Avec sa capacité de 170 couverts, le restaurant est capable d’accueillir vos réceptions et repas de groupe. Qu’importe votre raison pour y venir, on vous conseille malgré tout de réserver pour être sûr de pouvoir y manger. Vous pouvez également discuter de vos projets de privatisation (mariage, anniversaire…) avec l’équipe de l’établissement Ô Sel Fou qui vous conseillera avec bienveillance sur ce qui vous donne envie. Nouveauté de cet été, la terrasse en bois du restaurant est capable d’accueillir 90 personnes sous de larges parasols assortis de guirlandes lumineuses. Ceux-ci ont été rejoints depuis peu par des brumisateurs qui viennent ajouter un coup de fraîcheur à la climatisation présente à l’intérieur. La terrasse est également le rendez-vous idéal pour se retrouver en apéro entre amis.
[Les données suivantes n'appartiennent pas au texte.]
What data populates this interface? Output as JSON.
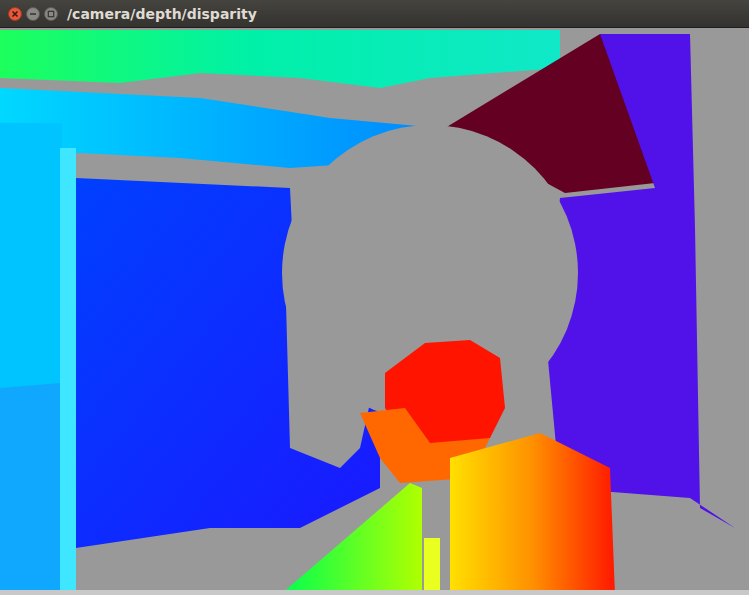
{
  "window": {
    "title": "/camera/depth/disparity"
  }
}
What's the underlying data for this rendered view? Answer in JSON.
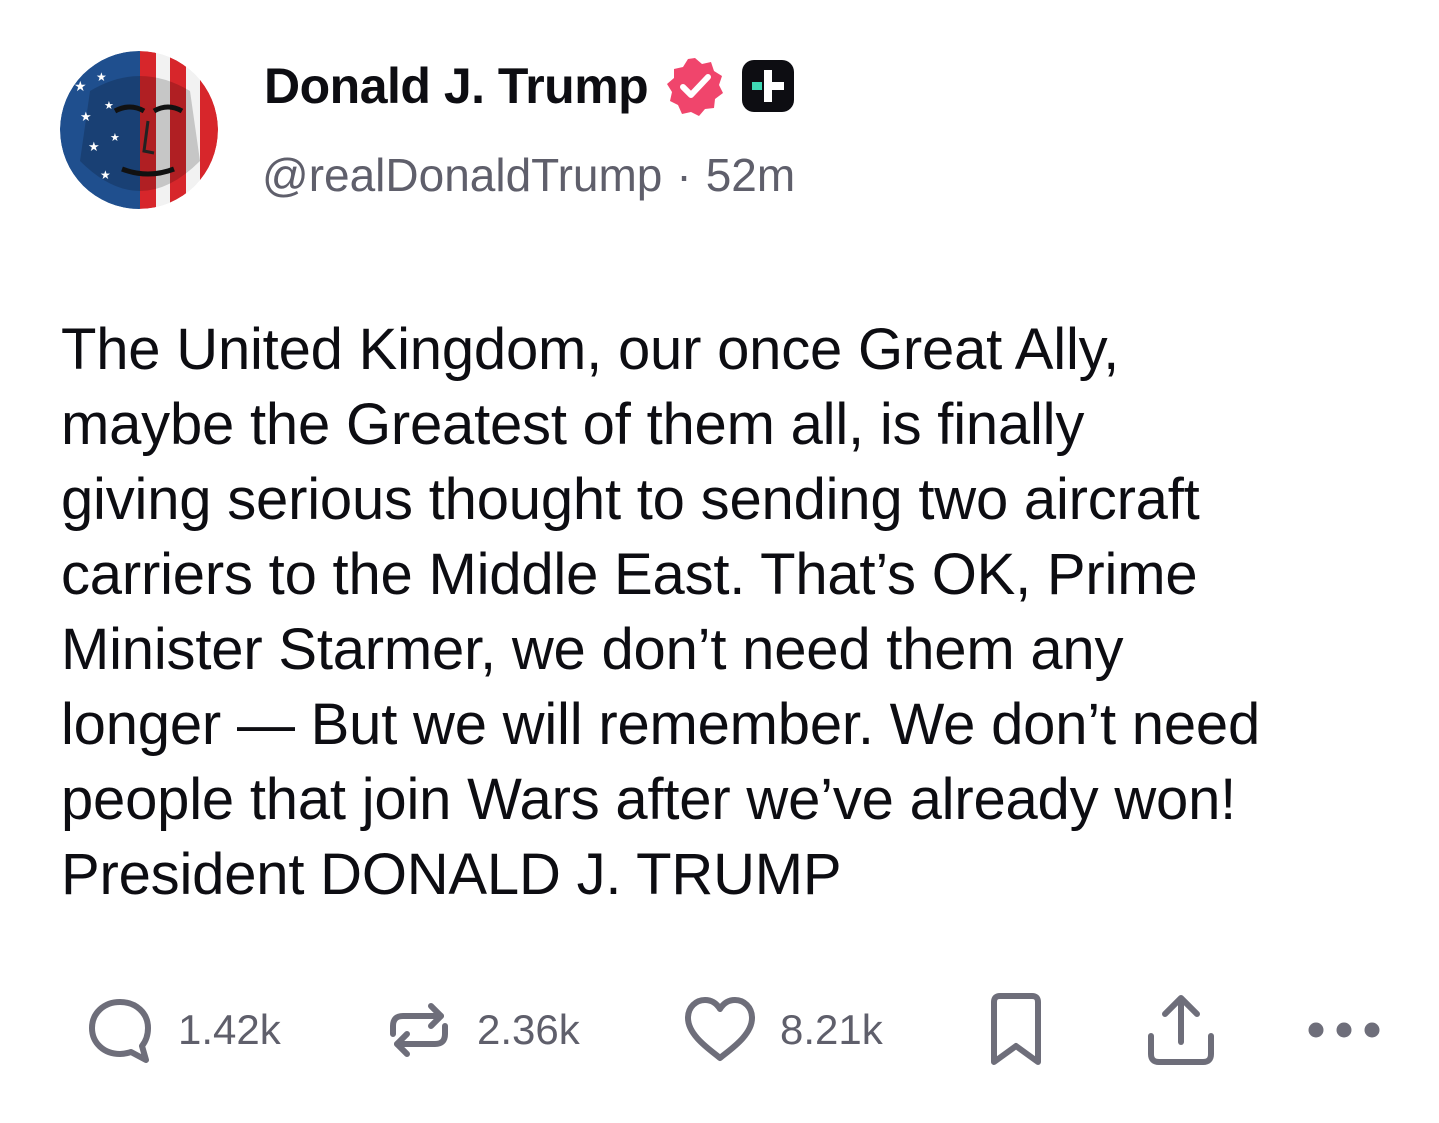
{
  "author": {
    "display_name": "Donald J. Trump",
    "handle": "@realDonaldTrump",
    "separator": "·",
    "time_ago": "52m",
    "avatar_icon": "flag-portrait-avatar",
    "verified_icon": "verified-badge-icon",
    "verified_color": "#f0456c",
    "plus_icon": "plus-badge-icon"
  },
  "post": {
    "text": "The United Kingdom, our once Great Ally,\nmaybe the Greatest of them all, is finally\ngiving serious thought to sending two aircraft\ncarriers to the Middle East. That’s OK, Prime\nMinister Starmer, we don’t need them any\nlonger — But we will remember. We don’t need\npeople that join Wars after we’ve already won!\nPresident DONALD J. TRUMP"
  },
  "actions": {
    "reply": {
      "icon": "reply-icon",
      "count": "1.42k"
    },
    "repost": {
      "icon": "repost-icon",
      "count": "2.36k"
    },
    "like": {
      "icon": "heart-icon",
      "count": "8.21k"
    },
    "bookmark": {
      "icon": "bookmark-icon"
    },
    "share": {
      "icon": "share-icon"
    },
    "more": {
      "icon": "more-icon"
    }
  },
  "colors": {
    "text": "#0d0d12",
    "muted": "#5f5f6b",
    "icon": "#6e6e7a",
    "verified": "#f0456c"
  }
}
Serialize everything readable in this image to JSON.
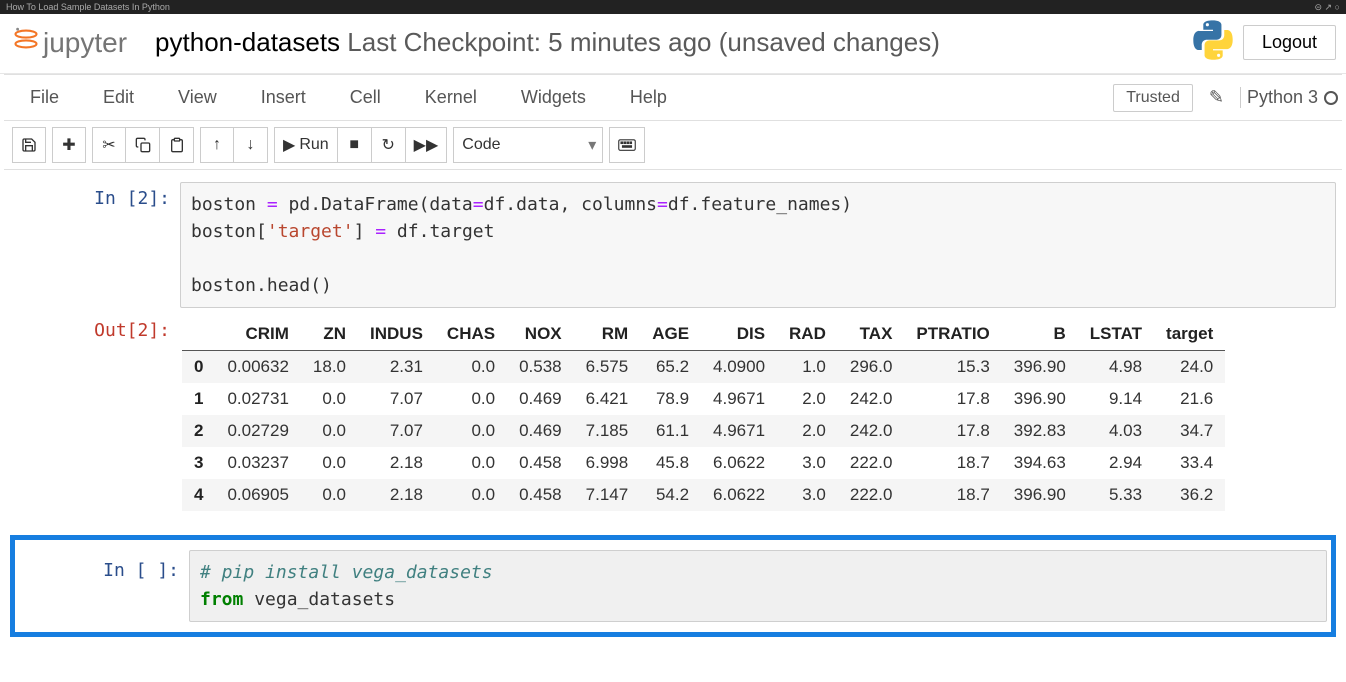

On peut y déguster l’une des variétés de rhum arrangés disponibles en digestif, shooter ou en vente à emporter, que l’on découvre en entrant dans le restaurant. La carte des cocktails annonce, elle, 11 boissons aux noms évocateurs. Piña Colada, Spritz et Cuba Libre se savourent au rythme des tapas. De ce côté-là, la qualité est également bien présente grâce aux connaissances culinaires d’une des cuistots d’origine paraguayenne qui réalise d’un tour de main des empanadas maison au goût divin. Un début prometteur pour un restaurant qui vaut le détour. Pour preuve, les avis des internautes qui félicitent l’équipe pour la qualité de son accueil et de sa nourriture.